The Japanese government on Thursday decided to put Tokyo under a state of emergency because of rising coronavirus cases in the capital. Prime Minister Yoshihide Suga, who is trying to pull off the Games without triggering a large-scale Covid crisis, said the state of emergency would go into effect on Monday and last through August 22.
This means the Tokyo Olympics opening on July 23 and running till August 8, will be held entirely under emergency measures.
Suga said this step was needed to prevent the resurgence of the future spread of cases across the country.
The main focus of the emergency is a request for bars, eateries, and karaoke parlors serving alcohol to close. A ban on serving alcohol is a key step to tone down Olympic-related festivities and keep people from drinking and partying. Tokyo residents are expected to face stay-home requests and enjoy via TV.
The present state of emergency ends Sunday. Tokyo reported 920 new cases on Wednesday, up from 714 a week earlier. It was the 18th straight day of week-on-week increases and was the highest total since 1,010 were reported on May 13.
IOC Chief in town
On his visit to Tokyo, IOC chief Thomas Bach largely avoided cameras at the Haneda Airport and, on a rainy afternoon, went to the International Olympic Committee’s games headquarters in Tokyo, a five-star hotel in the center of the city. M
Bach’s arrival comes just two weeks before the postponed Games are to open. The IOC and local organizers are attempting to hold the games during a pandemic despite opposition from the Japanese public and medical community.

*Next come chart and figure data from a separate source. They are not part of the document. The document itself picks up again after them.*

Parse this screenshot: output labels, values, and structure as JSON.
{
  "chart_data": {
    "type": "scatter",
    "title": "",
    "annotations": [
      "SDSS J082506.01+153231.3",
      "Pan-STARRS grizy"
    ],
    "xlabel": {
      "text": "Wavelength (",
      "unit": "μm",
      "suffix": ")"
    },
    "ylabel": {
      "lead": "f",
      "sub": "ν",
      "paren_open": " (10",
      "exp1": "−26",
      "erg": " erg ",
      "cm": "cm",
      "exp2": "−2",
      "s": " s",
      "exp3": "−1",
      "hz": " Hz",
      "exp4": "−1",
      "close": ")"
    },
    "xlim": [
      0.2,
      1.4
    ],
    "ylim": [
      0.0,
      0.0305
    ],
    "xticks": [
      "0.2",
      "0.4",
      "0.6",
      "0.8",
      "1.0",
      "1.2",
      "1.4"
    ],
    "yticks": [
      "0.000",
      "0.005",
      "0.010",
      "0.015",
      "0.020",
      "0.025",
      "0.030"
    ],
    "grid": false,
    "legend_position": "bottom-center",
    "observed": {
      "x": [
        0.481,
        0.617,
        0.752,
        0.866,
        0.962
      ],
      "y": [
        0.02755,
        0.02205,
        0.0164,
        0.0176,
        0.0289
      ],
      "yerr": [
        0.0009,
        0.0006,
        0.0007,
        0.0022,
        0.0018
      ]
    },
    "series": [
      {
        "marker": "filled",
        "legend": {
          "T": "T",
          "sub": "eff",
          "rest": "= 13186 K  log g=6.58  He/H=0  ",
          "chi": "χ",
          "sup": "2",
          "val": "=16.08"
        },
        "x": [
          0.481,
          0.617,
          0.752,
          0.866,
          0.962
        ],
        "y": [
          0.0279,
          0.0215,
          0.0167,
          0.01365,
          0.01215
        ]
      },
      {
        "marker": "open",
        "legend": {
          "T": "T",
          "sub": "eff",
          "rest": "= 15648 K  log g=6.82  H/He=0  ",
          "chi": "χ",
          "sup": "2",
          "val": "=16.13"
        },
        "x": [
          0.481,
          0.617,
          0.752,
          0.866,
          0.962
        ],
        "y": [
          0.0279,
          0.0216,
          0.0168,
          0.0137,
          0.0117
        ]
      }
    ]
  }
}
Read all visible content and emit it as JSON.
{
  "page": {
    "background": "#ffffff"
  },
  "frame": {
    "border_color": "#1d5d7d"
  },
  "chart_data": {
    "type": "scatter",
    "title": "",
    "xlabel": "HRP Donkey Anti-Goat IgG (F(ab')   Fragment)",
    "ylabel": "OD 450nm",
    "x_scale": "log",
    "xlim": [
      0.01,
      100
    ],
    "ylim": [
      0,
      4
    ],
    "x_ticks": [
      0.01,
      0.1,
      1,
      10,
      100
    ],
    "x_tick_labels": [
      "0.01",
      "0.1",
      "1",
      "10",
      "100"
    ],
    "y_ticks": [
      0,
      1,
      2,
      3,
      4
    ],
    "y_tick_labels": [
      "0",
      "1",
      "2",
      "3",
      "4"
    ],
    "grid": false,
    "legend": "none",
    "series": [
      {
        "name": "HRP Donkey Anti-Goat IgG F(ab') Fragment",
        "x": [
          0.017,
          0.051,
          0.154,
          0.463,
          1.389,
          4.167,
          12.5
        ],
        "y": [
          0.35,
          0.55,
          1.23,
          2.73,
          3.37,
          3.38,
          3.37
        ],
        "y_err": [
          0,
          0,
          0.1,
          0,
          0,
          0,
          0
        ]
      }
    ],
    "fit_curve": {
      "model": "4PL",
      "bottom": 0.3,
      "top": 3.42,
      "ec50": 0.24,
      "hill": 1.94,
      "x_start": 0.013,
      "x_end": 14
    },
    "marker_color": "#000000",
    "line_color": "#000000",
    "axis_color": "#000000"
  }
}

Fans from abroad were months ago banned from attending the Olympics. But just two weeks ago, organizers and the IOC decided to allow venues to be filled to 50percentt of capacity but crowds not to exceed 10,000. The state-of-emergency will force them to change plans again with a decision probably coming later on Thursday.
No spectators likely
The soaring cases are likely to mean that venues will be without any spectators, although sponsors and others may have access. The no-fan atmosphere could include the opening ceremony at the USD 1.4 billion National Stadium. The uptick in infections has also forced the Tokyo city government to pull the Olympic torch relay off capital streets, allowing it to run only on remote islands off the Tokyo coast. It’s unclear how the torch will enter the stadium for the opening ceremony.
“The infections are in their expansion phase and everyone in this country must firmly understand the seriousness of it,” Dr. Shigeru Omi, a top government medical adviser, said. He urged authorities to quickly take tough measures ahead of the Olympics, with summer vacations approaching. Omi has repeatedly called for a ban on spectators.
Tokyo main contributor in Covid crisis
Separately, a government COVID-19 advisory panel met on Wednesday and expressed concerns about the ongoing resurgence of the infections. Two-thirds of the infections in the capital region are from Tokyo, and our concern is the spread of the infections to neighboring areas, said Ryuji Wakita, director-general of the National Institute of Infectious Diseases.
The Olympics are pushing ahead against most medical advice, partially because the postponement stalled the IOC’s income flow. It gets almost 75% of its income from selling broadcast rights, and estimate tells that Tokyo will suffer 3-4 million loss.
About 11,000 Olympians and 4,400 Paralympians are expected to enter Japan, with tens of thousands of officials, judges, administrators, sponsors, and media also entering. The IOC says more than 80% of residents of the Olympic Village will be vaccinated.